Fremont Red Light Cameras Seem To Have Mind Of Their Own (Or Are They Rigged?)
FREMONT (KPIX 5) -- Outside the Hall of Justice in Fremont, they line up before dawn, waiting to get into traffic court, many hoping to get a break on an expensive red-light camera ticket.
"I am definitely not looking forward to paying the $500," said Rohan Kapuria, who got a ticket last October. "The yellows turned so fast to red that I didn't have a chance to react," he said.
That happened at Mowry and Farwell, a Fremont intersection that caught the attention of red-light activist Jim Lissner. "Sometimes you see something going on," he said.
Lissner has made it a hobby to monitor red light cameras across the state. Recently he noticed a pattern of citations at Mowry and Farwell that he considered suspicious. It all started when a new state law required cities to lengthen their yellow lights for safety reasons, based on the actual speed of traffic rather than the posted speed.
On August 1, 2015 when the new law took effect, ticketing at the intersection dropped dramatically, to an average of 54 red light runners a month. Then, suddenly, the camera started churning out an average of 280 tickets per month from February through October 2016. Just as suddenly, the ticket count took a nose dive back down in November.
Lissner noticed a similar pattern up the street at Mowry and Blacow, where an average of 17 tickets per month spiked to an average of 177, then also dropped back down. "That raised alarm bells. Why did that happen?" Lissner wondered.

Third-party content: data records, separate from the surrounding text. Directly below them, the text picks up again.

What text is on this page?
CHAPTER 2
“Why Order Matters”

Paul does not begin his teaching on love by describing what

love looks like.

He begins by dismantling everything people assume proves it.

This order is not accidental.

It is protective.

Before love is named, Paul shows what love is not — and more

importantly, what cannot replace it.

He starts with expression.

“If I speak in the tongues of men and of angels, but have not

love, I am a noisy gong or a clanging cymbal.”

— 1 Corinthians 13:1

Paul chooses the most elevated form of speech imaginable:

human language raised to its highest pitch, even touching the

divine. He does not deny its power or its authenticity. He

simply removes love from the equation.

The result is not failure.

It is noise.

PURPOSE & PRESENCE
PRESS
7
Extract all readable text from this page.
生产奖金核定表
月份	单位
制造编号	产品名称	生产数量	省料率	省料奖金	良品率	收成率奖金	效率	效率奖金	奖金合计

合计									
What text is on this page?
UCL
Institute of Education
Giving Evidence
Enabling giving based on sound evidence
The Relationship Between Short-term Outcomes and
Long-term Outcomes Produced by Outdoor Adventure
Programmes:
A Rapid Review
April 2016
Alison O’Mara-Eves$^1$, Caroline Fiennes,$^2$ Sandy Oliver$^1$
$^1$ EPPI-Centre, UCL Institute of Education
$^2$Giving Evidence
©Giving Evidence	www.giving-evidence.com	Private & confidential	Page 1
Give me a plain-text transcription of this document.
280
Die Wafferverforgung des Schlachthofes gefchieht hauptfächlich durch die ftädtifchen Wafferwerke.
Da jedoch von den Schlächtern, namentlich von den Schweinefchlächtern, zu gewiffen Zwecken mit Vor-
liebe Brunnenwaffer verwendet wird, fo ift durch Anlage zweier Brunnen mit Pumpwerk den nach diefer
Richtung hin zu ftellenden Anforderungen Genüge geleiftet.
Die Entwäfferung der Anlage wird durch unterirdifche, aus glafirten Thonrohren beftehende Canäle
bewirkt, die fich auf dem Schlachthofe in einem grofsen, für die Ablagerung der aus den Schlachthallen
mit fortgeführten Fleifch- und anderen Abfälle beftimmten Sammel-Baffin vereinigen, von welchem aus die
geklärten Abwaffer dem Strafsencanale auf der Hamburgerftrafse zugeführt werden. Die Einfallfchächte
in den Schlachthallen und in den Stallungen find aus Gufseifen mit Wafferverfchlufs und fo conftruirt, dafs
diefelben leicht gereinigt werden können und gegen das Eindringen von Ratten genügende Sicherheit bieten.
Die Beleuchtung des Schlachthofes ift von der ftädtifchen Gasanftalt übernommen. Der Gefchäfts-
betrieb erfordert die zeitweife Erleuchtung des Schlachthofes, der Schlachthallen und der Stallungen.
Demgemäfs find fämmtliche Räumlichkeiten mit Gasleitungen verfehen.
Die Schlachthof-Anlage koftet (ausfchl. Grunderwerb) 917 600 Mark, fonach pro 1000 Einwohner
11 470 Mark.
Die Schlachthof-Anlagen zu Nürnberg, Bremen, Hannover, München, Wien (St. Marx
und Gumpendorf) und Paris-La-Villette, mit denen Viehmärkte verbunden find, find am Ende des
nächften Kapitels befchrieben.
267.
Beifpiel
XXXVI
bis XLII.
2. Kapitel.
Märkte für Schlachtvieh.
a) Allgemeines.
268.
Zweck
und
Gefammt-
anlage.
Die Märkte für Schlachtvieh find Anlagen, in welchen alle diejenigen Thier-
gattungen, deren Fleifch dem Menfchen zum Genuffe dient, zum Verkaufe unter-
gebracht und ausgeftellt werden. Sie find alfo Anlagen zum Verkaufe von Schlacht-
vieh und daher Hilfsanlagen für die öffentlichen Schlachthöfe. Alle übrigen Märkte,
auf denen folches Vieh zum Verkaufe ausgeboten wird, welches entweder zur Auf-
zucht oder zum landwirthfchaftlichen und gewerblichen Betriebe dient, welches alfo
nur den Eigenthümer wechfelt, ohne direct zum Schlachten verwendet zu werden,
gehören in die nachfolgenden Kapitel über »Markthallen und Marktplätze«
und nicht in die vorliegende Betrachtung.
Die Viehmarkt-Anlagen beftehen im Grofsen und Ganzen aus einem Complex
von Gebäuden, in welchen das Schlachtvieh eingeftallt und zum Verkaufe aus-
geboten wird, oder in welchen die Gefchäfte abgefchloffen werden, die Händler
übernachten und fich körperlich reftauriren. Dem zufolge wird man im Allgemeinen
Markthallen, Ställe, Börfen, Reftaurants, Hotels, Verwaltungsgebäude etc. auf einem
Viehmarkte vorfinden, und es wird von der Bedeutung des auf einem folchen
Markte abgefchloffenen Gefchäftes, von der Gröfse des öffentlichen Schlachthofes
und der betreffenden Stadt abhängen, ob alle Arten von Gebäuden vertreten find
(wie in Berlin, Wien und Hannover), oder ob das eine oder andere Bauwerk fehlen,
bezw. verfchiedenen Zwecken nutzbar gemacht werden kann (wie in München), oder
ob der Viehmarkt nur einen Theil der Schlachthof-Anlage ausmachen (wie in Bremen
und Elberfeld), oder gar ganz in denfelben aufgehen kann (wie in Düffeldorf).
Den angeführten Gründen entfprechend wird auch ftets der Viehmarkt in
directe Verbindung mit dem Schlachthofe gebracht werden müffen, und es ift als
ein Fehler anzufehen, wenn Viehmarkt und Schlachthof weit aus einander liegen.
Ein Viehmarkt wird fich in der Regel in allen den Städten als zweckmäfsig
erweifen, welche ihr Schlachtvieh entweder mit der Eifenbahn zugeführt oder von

Sifting through documents he routinely requests from cities, Lissner discovered two sets of timing charts for the two intersections which he considers suspicious.
One shows the yellow lights timed at 4.7 seconds. There's a line across the chart and the words "superceded." The second set of charts shows the yellows timed at 4.0, with a handwritten note that the change was made on February 1, 2016. That happens to be the very same date the cameras started cranking out red light citations in record numbers. "They shortened the yellows. That is the smoking gun," said Lissner.
Shorter yellows can lead to more red light tickets and potentially more revenue for the city. But, if they did shorten them here, there's no sign of it now. We came here with a stop watch: both yellows are 4.7 seconds long.
So what happened?
"We had student interns that were helping us update the records," said Hans Larsen, Fremont's public works director. "Unfortunately, in a few cases, some of the information that was on those pieces of paper wasn't accurate and doesn't represent what was actually done out in the field at the traffic signals," said Larsen.
He says even though it may look that way, the yellow lights were never actually shortened. People will hear that and say 'oh really? Blame it on the intern?' But Larsen insists: "What we are talking about is what is written on a piece of paper. I mean the issue here is, is the yellow timing out at the intersection in compliance with state laws? The answer is yes."
As for the spike in tickets over nine months last year Larsen says it's partly more traffic but also what he describes as the "rebound effect."
"People will get used to 'OK, well there's more yellow time now, I will use as much of it as I can,'" he said.
Back at the courthouse, Rohan Kapuria wasn't too hopeful the judge would give him a break when we checked in with him.
"If worse comes to worse I can do community service," he said.
But who knows? After this report things could change.